Four days before Christmas and all the Things To Do are getting checked off the list. Today, three class parties complete with treats for a total of 65 chocolate covered Oreos, (24 of which were Minions because my son has the CUTEST first grade class!) watching Home Alone (the original) pork chops for dinner and then our yearly Christmas Light Night where we drive around as a family and look at Christmas lights and drink Hot Chocolate. 
I’ll be honest, because, well, this is my blog and there’s really no point in me writing if I’m not going to be honest! I was slightly dreading this night. It’s been 8 Christmases. Eight times we’ve loaded up the car with our family – which at one time was only 3 – and took to the streets of Waxahachie, Texas. We’ve driven through the same neighborhoods for eight years. It’s easy to know where to go because we knew the area. We knew that the big beautiful houses across from Campuzano’s have a great display, but the one just north of there is really the best. Or the new neighborhood over off Farley usually has some impressive displays. Our own neighborhood grew every year and it was the one we always saved for last. Eight times we’ve ventured out. And eight times we’ve come home satisfied, usually with more than one Little out for the count. Tonight, I had no idea where we would go, or what we would see. I even suggested going to a Christmas Display area where you pay per car, even though my husband thinks it’s crazy to pay to see lights. But then, we would have had a plan. We would have known what to expect. It was comforting to me. 

It keeps coming back to this, over and over and over. I’m a planner. It’s the way God created me. I like to know the how and the when and the where. I enjoy being in charge of the little things, the details. I thrive on making sure every single part of a working thing is present. I’m also a mom. A mom of many small children. Planning is my LIFE. Without a plan, chaos almost instantly ensues in our household. God created me with these traits and in so many ways they’ve worked together to help further His Kingdom. 

But today, they were preventing me from seeing the beauty in the new, again. Against my every attempt, we set out this evening with no plan. I grabbed the Hot Chocolate and all the things we would need to go with that (notice the planning) and loaded the car. In the rush of getting the kiddos all buckled, I left my phone at home. Which I believe to be Gods plan all along- no distractions! 

We started driving and I was already getting nervous. Then my husband suggested we go look at the neighborhoods I had been running through on my training runs. We headed that way and the whole evening unfolded without a hitch. The kids assigned 1st, 2nd and 3rd place to each neighborhood we encountered. The Hot Chocolate ran out just as I was refilling the last cup. The Christmas Carols on Pandora were exactly what we needed to sing along with. And there was no need for the worry or the anxiousness that I had been entertaining. 

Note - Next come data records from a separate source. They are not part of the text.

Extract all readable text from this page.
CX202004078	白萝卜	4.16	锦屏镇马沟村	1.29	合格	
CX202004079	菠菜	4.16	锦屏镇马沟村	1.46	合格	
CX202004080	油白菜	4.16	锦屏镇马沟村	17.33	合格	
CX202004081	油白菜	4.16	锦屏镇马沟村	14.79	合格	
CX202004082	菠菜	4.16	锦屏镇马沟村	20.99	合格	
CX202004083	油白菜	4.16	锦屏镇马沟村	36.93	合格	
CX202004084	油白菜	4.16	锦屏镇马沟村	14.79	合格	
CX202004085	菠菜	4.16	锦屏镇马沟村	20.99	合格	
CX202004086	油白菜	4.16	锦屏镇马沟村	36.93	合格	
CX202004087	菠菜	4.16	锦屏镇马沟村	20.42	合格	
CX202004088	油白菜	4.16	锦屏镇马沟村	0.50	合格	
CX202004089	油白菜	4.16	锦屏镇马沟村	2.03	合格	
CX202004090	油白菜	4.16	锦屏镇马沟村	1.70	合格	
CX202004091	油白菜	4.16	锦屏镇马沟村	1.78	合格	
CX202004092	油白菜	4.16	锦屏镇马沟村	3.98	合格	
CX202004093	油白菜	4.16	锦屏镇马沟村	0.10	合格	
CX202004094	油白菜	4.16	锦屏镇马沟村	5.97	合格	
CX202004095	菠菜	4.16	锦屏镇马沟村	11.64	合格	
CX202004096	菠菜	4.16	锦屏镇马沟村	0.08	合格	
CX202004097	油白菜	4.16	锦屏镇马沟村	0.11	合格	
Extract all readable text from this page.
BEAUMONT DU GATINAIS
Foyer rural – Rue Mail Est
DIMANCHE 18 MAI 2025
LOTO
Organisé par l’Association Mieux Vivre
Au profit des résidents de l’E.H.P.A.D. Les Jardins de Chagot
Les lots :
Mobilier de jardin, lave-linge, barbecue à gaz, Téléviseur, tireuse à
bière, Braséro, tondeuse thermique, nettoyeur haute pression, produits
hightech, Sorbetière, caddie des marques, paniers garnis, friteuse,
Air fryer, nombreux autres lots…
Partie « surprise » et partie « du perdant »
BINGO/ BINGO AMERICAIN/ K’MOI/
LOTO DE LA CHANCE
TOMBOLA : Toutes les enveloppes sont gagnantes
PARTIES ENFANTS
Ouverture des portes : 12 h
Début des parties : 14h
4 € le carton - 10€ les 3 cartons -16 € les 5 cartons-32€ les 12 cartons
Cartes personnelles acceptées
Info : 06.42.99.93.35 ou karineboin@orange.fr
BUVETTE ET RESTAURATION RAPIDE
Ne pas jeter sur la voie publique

Several times I just sat and listened to those little voices as they discussed their favorite color of lights or how they liked the Charlie Brown display better than the snowman.  

Planning and order are all well and good, but the OVERWHELMING lesson that I am continuing to be taught – almost on a daily basis- is trust. Trust in the one who holds my every second. Trust that His plan is greater than any plan I could ever conceive. Trust that He desires more for me than I can dream. Trust that New, though it is hard for me, is good. In its own different way. 

My heart still hurt, it still longed for the simplicity of the familiar. I don’t know if or when that will ever end. But I know that one is not better. Familiar is never better simply because it’s comfortable. And New is not worse just because it’s difficult. If the only thing that holds you back is that you’ve never done it THIS way before, then it’s time to find a reason with true merit. Because God usually wants more for us than Familiar. His Plans are large and beautiful and so full of surprises, we might never attempt them if we knew what the future held. 

There’s a beauty in living in the now. There’s a peace in taking the next step that he lays out without seeing the rest of the journey. There’s trust built in the hard places that lays foundation for the greatness that will come. There’s strength and hope that grows in the process. 

Tonight, two of the four were sleeping when we arrived home. They were carried to their beds and neither one had a care in the world. Because they were held, they were protected. And if they can trust that their earthly, extremely fallible parents have got them taken care of…. I can trust that my God, he’s preparing things for me that I can’t see now. But soon- through my trusting and my obeying- I will see the fulfillment of those plans come to pass.